By November 5, 2015November 1st, 2017Authors, Guest Blogs

With NaNoWriMo upon us, you may be worrying about the levels of your procrastination. With that in mind, Jake Mann gives us his experience of the writing process, or not…

So I’m writing a book. I have been for a while. I’m even lucky enough to have a publishing deal, so it’s all properly adult and real and everything, no messing about. I’m also just about adult enough to realise that I’m in an enviable position, loads of people out there would love the chance to publish a book. So why, dear reader, am I floating about like a fart in a wind tunnel and taking so long to write it. Five years and counting up to now. That just seems lazy and half-hearted right? After all, writing is just putting one word after another. Easy eh? Well let me open the curtain a little and you can look in on my day as a writer. Don’t worry, I got dressed this morning, there’s only so much I would inflict on you.

Waking up is ok, I can do, that, I do it most days, I’ve mastered it. Coffee is next. Coffee is essential. I mean really, really essential. If I’m lucky I’ll have one made for me by a woman that appears to have hung around for quite a while now. I occasionally talk to her and she seems quite nice. Apart from when she catches me drying myself on the curtains, she ’s quite fussy about that for some reason.

So now I have coffee at my elbow, I can dive headlong into the gruelling day of creating magical images and places using the majesty of words… but I’ll just check my social media first, you never know there could be something important happening. I wouldn’t want to miss it. Just as well I did, look, there’s a cat knocking something off a shelf. And a much easier way to cut potatoes. This is priceless stuff. Oh and look, more treasure, some quotes taken completely out of context, and being used to promote dog apartheid, or stop racism amongst wooden spoons, or “join our campaign to stop garden furniture being needlessly left out in the rain.” I’d be a fool to miss all this.

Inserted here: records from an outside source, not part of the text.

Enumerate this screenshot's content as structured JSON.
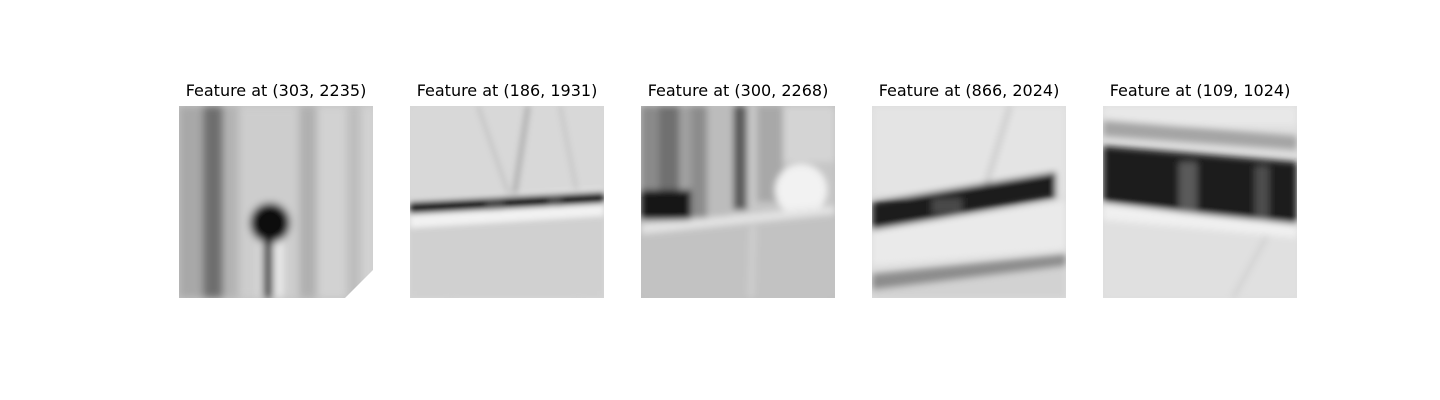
{
  "patches": [
    {
      "title": "Feature at (303, 2235)"
    },
    {
      "title": "Feature at (186, 1931)"
    },
    {
      "title": "Feature at (300, 2268)"
    },
    {
      "title": "Feature at (866, 2024)"
    },
    {
      "title": "Feature at (109, 1024)"
    }
  ]
}
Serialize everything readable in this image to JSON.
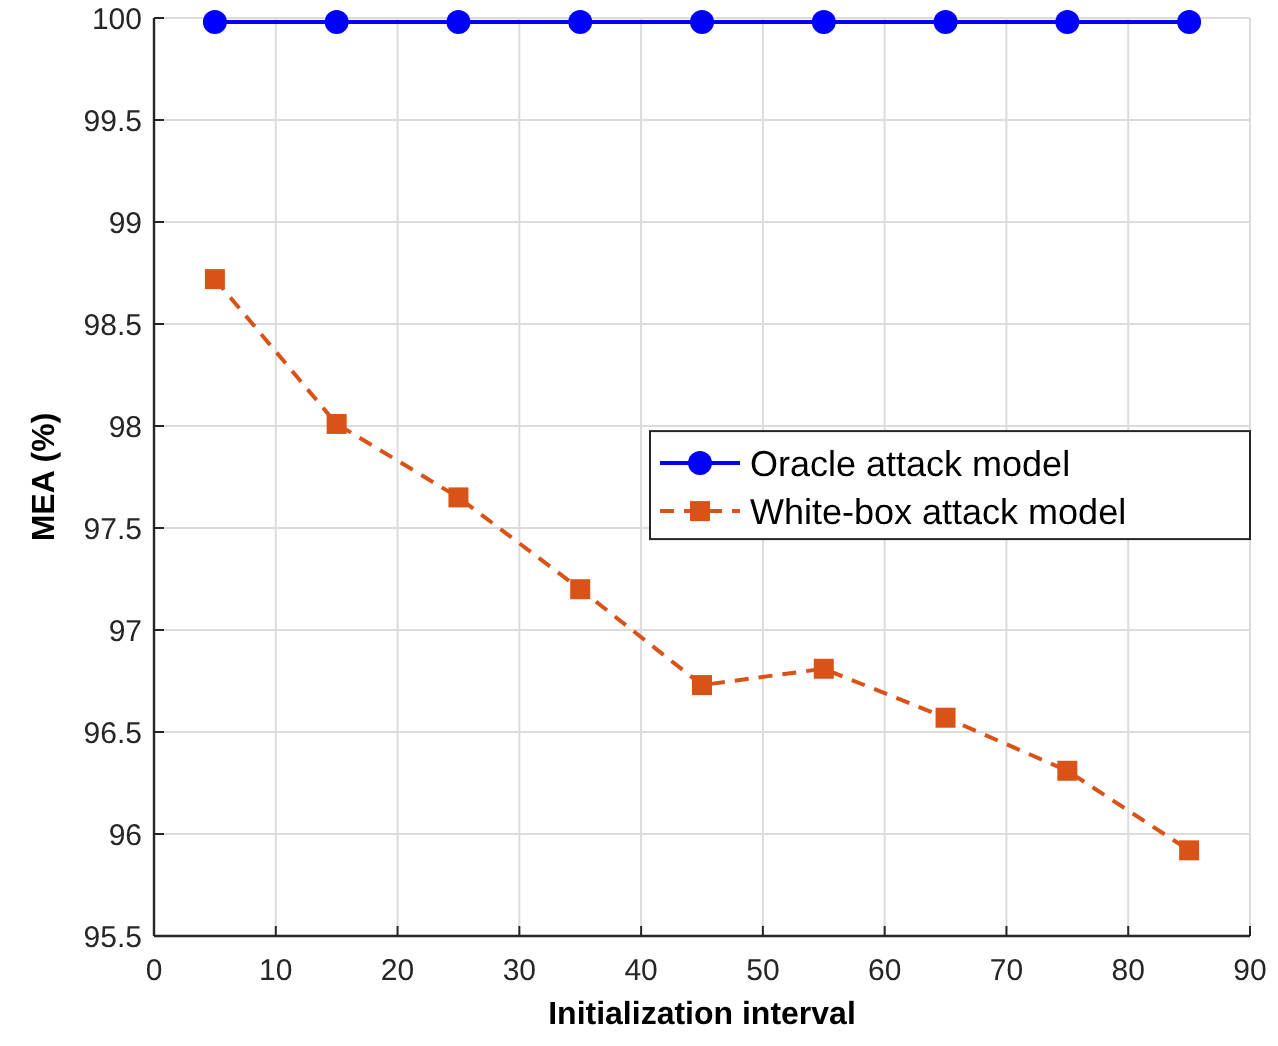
{
  "chart_data": {
    "type": "line",
    "xlabel": "Initialization interval",
    "ylabel": "MEA (%)",
    "x": [
      5,
      15,
      25,
      35,
      45,
      55,
      65,
      75,
      85
    ],
    "xlim": [
      0,
      90
    ],
    "xticks": [
      0,
      10,
      20,
      30,
      40,
      50,
      60,
      70,
      80,
      90
    ],
    "ylim": [
      95.5,
      100
    ],
    "yticks": [
      95.5,
      96,
      96.5,
      97,
      97.5,
      98,
      98.5,
      99,
      99.5,
      100
    ],
    "grid": true,
    "legend": "right",
    "series": [
      {
        "name": "Oracle attack model",
        "color": "#0000ff",
        "marker": "circle",
        "line_style": "solid",
        "values": [
          99.98,
          99.98,
          99.98,
          99.98,
          99.98,
          99.98,
          99.98,
          99.98,
          99.98
        ]
      },
      {
        "name": "White-box attack model",
        "color": "#d95319",
        "marker": "square",
        "line_style": "dashed",
        "values": [
          98.72,
          98.01,
          97.65,
          97.2,
          96.73,
          96.81,
          96.57,
          96.31,
          95.92
        ]
      }
    ]
  }
}
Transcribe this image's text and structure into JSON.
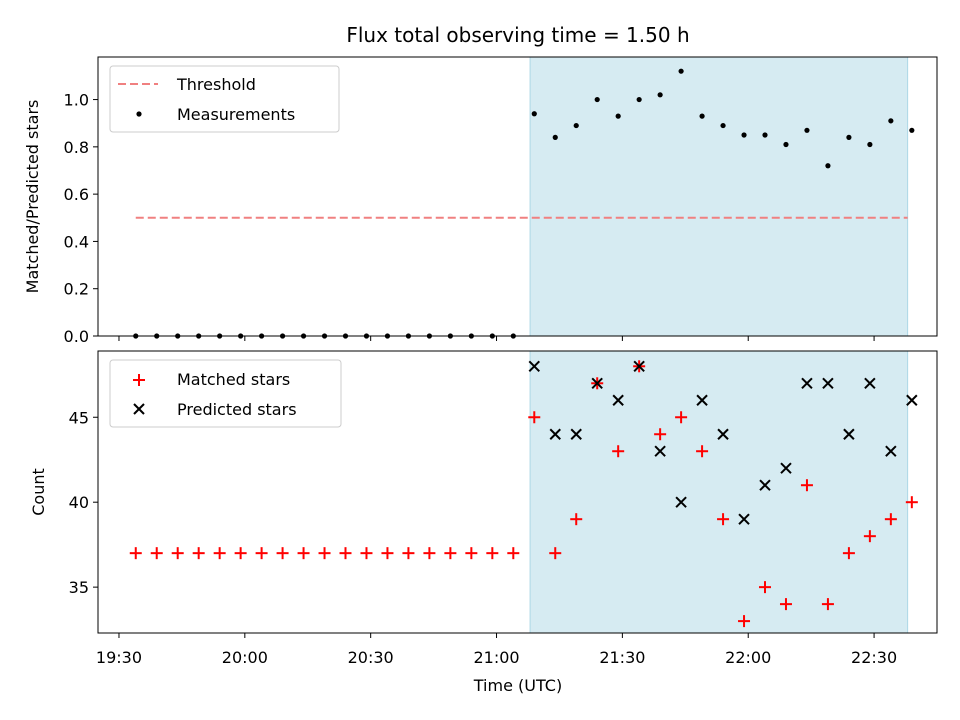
{
  "title": "Flux total observing time = 1.50 h",
  "colors": {
    "threshold": "#f08080",
    "measurement": "#000000",
    "matched": "#ff0000",
    "predicted": "#000000",
    "highlight": "#add8e6"
  },
  "chart_data": [
    {
      "type": "scatter",
      "ylabel": "Matched/Predicted stars",
      "xlim": [
        "19:25",
        "22:45"
      ],
      "ylim": [
        0,
        1.18
      ],
      "yticks": [
        "0.0",
        "0.2",
        "0.4",
        "0.6",
        "0.8",
        "1.0"
      ],
      "highlight_span": [
        "21:08",
        "22:38"
      ],
      "legend": {
        "position": "top-left",
        "entries": [
          "Threshold",
          "Measurements"
        ]
      },
      "threshold": {
        "name": "Threshold",
        "y": 0.5,
        "x_range": [
          "19:34",
          "22:38"
        ],
        "style": "dashed"
      },
      "series": [
        {
          "name": "Measurements",
          "x": [
            "19:34",
            "19:39",
            "19:44",
            "19:49",
            "19:54",
            "19:59",
            "20:04",
            "20:09",
            "20:14",
            "20:19",
            "20:24",
            "20:29",
            "20:34",
            "20:39",
            "20:44",
            "20:49",
            "20:54",
            "20:59",
            "21:04",
            "21:09",
            "21:14",
            "21:19",
            "21:24",
            "21:29",
            "21:34",
            "21:39",
            "21:44",
            "21:49",
            "21:54",
            "21:59",
            "22:04",
            "22:09",
            "22:14",
            "22:19",
            "22:24",
            "22:29",
            "22:34",
            "22:39"
          ],
          "y": [
            0,
            0,
            0,
            0,
            0,
            0,
            0,
            0,
            0,
            0,
            0,
            0,
            0,
            0,
            0,
            0,
            0,
            0,
            0,
            0.94,
            0.84,
            0.89,
            1.0,
            0.93,
            1.0,
            1.02,
            1.12,
            0.93,
            0.89,
            0.85,
            0.85,
            0.81,
            0.87,
            0.72,
            0.84,
            0.81,
            0.91,
            0.87
          ]
        }
      ]
    },
    {
      "type": "scatter",
      "xlabel": "Time (UTC)",
      "ylabel": "Count",
      "xlim": [
        "19:25",
        "22:45"
      ],
      "ylim": [
        32.3,
        48.9
      ],
      "yticks": [
        "35",
        "40",
        "45"
      ],
      "xticks": [
        "19:30",
        "20:00",
        "20:30",
        "21:00",
        "21:30",
        "22:00",
        "22:30"
      ],
      "highlight_span": [
        "21:08",
        "22:38"
      ],
      "legend": {
        "position": "top-left",
        "entries": [
          "Matched stars",
          "Predicted stars"
        ]
      },
      "series": [
        {
          "name": "Matched stars",
          "marker": "plus",
          "x": [
            "19:34",
            "19:39",
            "19:44",
            "19:49",
            "19:54",
            "19:59",
            "20:04",
            "20:09",
            "20:14",
            "20:19",
            "20:24",
            "20:29",
            "20:34",
            "20:39",
            "20:44",
            "20:49",
            "20:54",
            "20:59",
            "21:04",
            "21:09",
            "21:14",
            "21:19",
            "21:24",
            "21:29",
            "21:34",
            "21:39",
            "21:44",
            "21:49",
            "21:54",
            "21:59",
            "22:04",
            "22:09",
            "22:14",
            "22:19",
            "22:24",
            "22:29",
            "22:34",
            "22:39"
          ],
          "y": [
            37,
            37,
            37,
            37,
            37,
            37,
            37,
            37,
            37,
            37,
            37,
            37,
            37,
            37,
            37,
            37,
            37,
            37,
            37,
            45,
            37,
            39,
            47,
            43,
            48,
            44,
            45,
            43,
            39,
            33,
            35,
            34,
            41,
            34,
            37,
            38,
            39,
            40
          ]
        },
        {
          "name": "Predicted stars",
          "marker": "x",
          "x": [
            "21:09",
            "21:14",
            "21:19",
            "21:24",
            "21:29",
            "21:34",
            "21:39",
            "21:44",
            "21:49",
            "21:54",
            "21:59",
            "22:04",
            "22:09",
            "22:14",
            "22:19",
            "22:24",
            "22:29",
            "22:34",
            "22:39"
          ],
          "y": [
            48,
            44,
            44,
            47,
            46,
            48,
            43,
            40,
            46,
            44,
            39,
            41,
            42,
            47,
            47,
            44,
            47,
            43,
            46
          ]
        }
      ]
    }
  ]
}
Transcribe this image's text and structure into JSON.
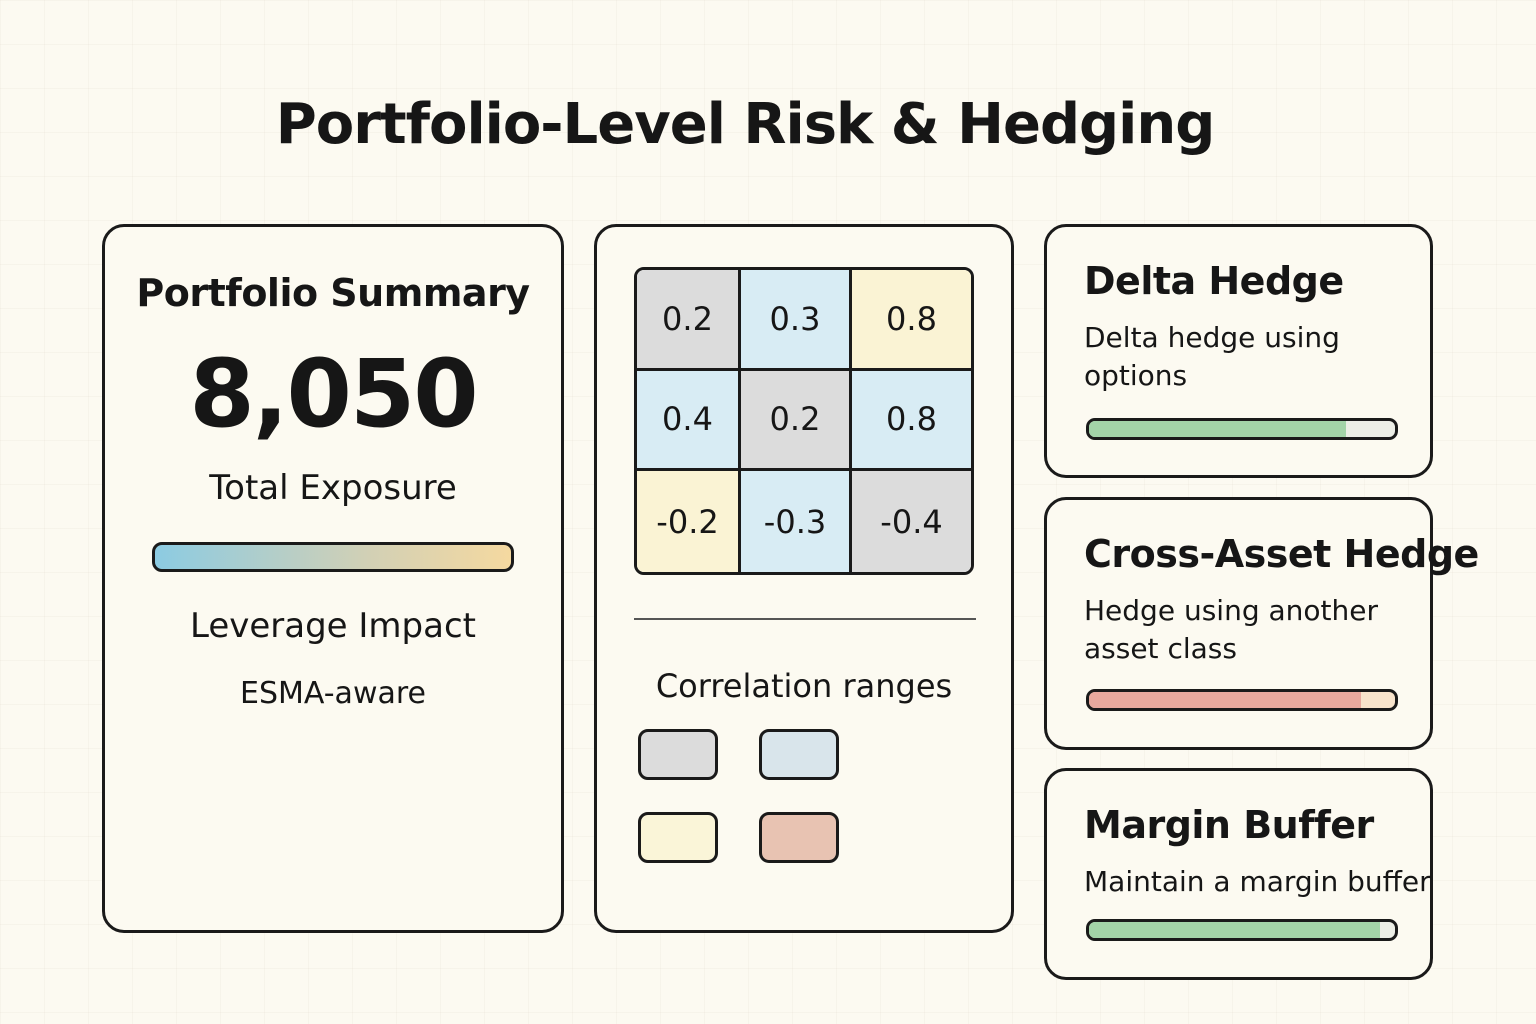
{
  "title": "Portfolio-Level Risk & Hedging",
  "summary": {
    "heading": "Portfolio Summary",
    "value": "8,050",
    "value_label": "Total Exposure",
    "gradient_colors": [
      "#8ccbe2",
      "#d2d0b5",
      "#f5d9a0"
    ],
    "bar_label": "Leverage Impact",
    "note": "ESMA-aware"
  },
  "matrix": {
    "cells": [
      {
        "value": "0.2",
        "color": "#dcdcdc"
      },
      {
        "value": "0.3",
        "color": "#d8ecf4"
      },
      {
        "value": "0.8",
        "color": "#faf3d4"
      },
      {
        "value": "0.4",
        "color": "#d8ecf4"
      },
      {
        "value": "0.2",
        "color": "#dcdcdc"
      },
      {
        "value": "0.8",
        "color": "#d8ecf4"
      },
      {
        "value": "-0.2",
        "color": "#faf3d4"
      },
      {
        "value": "-0.3",
        "color": "#d8ecf4"
      },
      {
        "value": "-0.4",
        "color": "#dcdcdc"
      }
    ],
    "legend_title": "Correlation ranges",
    "legend_swatches": [
      "#dcdcdc",
      "#d9e5eb",
      "#faf5d8",
      "#e8c3b2"
    ]
  },
  "hedges": [
    {
      "title": "Delta Hedge",
      "description": "Delta hedge using options",
      "progress": 84,
      "fill_color": "#a3d4a8",
      "track_color": "#eceee6"
    },
    {
      "title": "Cross-Asset Hedge",
      "description": "Hedge using another asset class",
      "progress": 89,
      "fill_color": "#e8a99e",
      "track_color": "#f8e4cc"
    },
    {
      "title": "Margin Buffer",
      "description": "Maintain a margin buffer",
      "progress": 95,
      "fill_color": "#a3d4a8",
      "track_color": "#eceee6"
    }
  ]
}
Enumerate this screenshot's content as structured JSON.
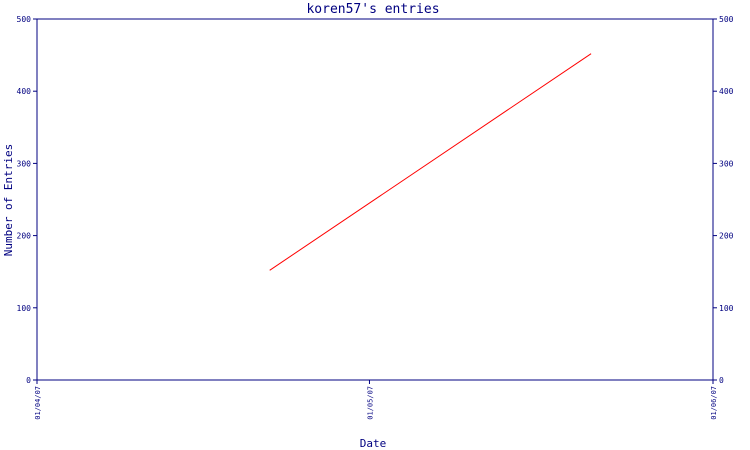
{
  "chart_data": {
    "type": "line",
    "title": "koren57's entries",
    "xlabel": "Date",
    "ylabel": "Number of Entries",
    "x_ticks": [
      "01/04/07",
      "01/05/07",
      "01/06/07"
    ],
    "y_ticks": [
      "0",
      "100",
      "200",
      "300",
      "400",
      "500"
    ],
    "ylim": [
      0,
      500
    ],
    "series": [
      {
        "color": "#ff0000",
        "points": [
          {
            "x": "2007-04-22",
            "y": 152
          },
          {
            "x": "2007-05-21",
            "y": 452
          }
        ]
      }
    ],
    "grid": false,
    "axis_color": "#000080",
    "right_axis_mirrored": true
  }
}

A video has caught my eye and now I’m on Youtube. You know how dangerous this is. It’s a steep downward spiral, from watching a video on the horrific de-forestation of the Amazon. Time and reason seem to blur into a fog and before long you’re watching how to make your scatter cushions look like squid. I’m sure I spent a week trapped there once, and at the end of it I was still useless at yoga. I had to call someone who was good with knots to assist me in standing.

Ah well, it’s lunch time now. Cheese on toast, burnt, fire alarm shouting at me, kitchen filled with smoke and that woman making shouty noises too. “How can you not make cheese on toast?” she says whilst struggling to get the top off a jar of pickled onions and not daring to ask for help.

So now lunch is done and dusted I had better have another coffee. While I’m drinking it I’ll just message x,y and z, you know, just to hear how they got on with a,b and c, and what they said about the cake/dress/food/garden/disease/adultery. I mean, you can’t neglect your social life. It would be rude. After hearing how x had a fun time with c but ended up in hospital with a donkey related injury and how his mother destroyed the photos, it’s really time to knuckle down.

Time for another coffee. We’ve run out. Which of course it means it immediately starts to pour with rain as I step outside to walk to the shop. Once back home it’s time to dry out and warm up. You can’t write in that state.

Right. This is it. I’m going to write something. I can feel it ready to pour itself out onto the page. “Dinner time” comes the shout.

Dinner is done, I’ve spoken to the adult and child that hang around the house and washed the dishes. Better sit down for a while to let my dinner go down. I don’t want to get cramp by writing just after a meal.

Right, I’m ready again. Poised at the computer like a ninja panther about to release my literary weapons. The phone rings. My mother spends two hours telling me about an aunt I’ve never met, you know the one with the milky eye. She’s had a sponge cake accident and they’re not sure if they can save the frosting. It’s just a matter of time apparently.

It’s dark outside now. It’s getting late. The body is weakening but the brain is overdosing on caffeine. I must write something.

“The childrens faces looked pale, like pancakes floating on a moonlit pond.”